At one point, their calls were greeted by desperate meows and the team looked up to see three cats staring anxiously at them from the roof of a second-story house. Instead of spending valuable time pulling out their equipment, the team backed their vehicle up under the eaves of the building. The cats had probably sought safety from the flooding by climbing on the roof but had been stranded there for over a week once the waters receded. When our responders climbed up to the roof of the truck and reached out for them, the cats leapt eagerly to safety.

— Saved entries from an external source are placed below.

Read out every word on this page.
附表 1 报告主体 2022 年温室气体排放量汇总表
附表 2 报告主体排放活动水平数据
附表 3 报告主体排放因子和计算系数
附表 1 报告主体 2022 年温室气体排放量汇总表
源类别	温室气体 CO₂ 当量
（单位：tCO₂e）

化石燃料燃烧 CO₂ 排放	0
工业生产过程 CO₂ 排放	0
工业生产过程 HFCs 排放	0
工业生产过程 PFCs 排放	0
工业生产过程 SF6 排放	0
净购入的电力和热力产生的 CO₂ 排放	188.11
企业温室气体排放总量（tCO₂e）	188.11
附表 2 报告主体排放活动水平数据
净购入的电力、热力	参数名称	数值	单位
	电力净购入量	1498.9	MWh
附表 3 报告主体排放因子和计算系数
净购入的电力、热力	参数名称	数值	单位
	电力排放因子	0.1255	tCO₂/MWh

A short while later, one of the responder’s whistling was answered by a bird chirping. Our responders followed the sound to a house, which had already been searched by federal teams, meaning all they had to do to gain access was rip open the duct tape on the window. Inside, they found a parakeet in a cage, calling out loudly, as if in relief, at the sight of our team. But when Bill picked up the cage to carry it to the vehicle, he found rabbit droppings underneath. Bill told me he thought, “Now that’s strange. Parakeets don’t poop rabbit droppings.” So the team began a thorough search of the house, quietly checking behind doors and lifting furniture. Finally, they found the pet rabbit crouched under an armchair, and both the rabbit and bird were loaded into the truck.
But work at that house wasn’t done yet. During their search for the rabbit, they discovered an aquarium with a fish and a frog. The fish seemed pretty content, but the poor frog was exhausted. The aquarium had become filled to the brim with flood water, and without being able to climb onto something to rest or escape the smooth-walled container the frog had been forced to swim for days to keep from drowning.
Out on the street again, the team got information from federal emergency personnel that there was a dog in a house down the street that was in a very bad state. What our responders found at the address was a devastated house, its floor coated in several inches of mud and mold. When they entered, they immediately spotted the dog -- a schnauzer that stood frozen on the couch. As if shell-shocked, the dog didn’t respond to having strangers in his house or even seem to notice them at all. He just stood where he was, staring into space. The team got him into a crate to be brought back to the shelter.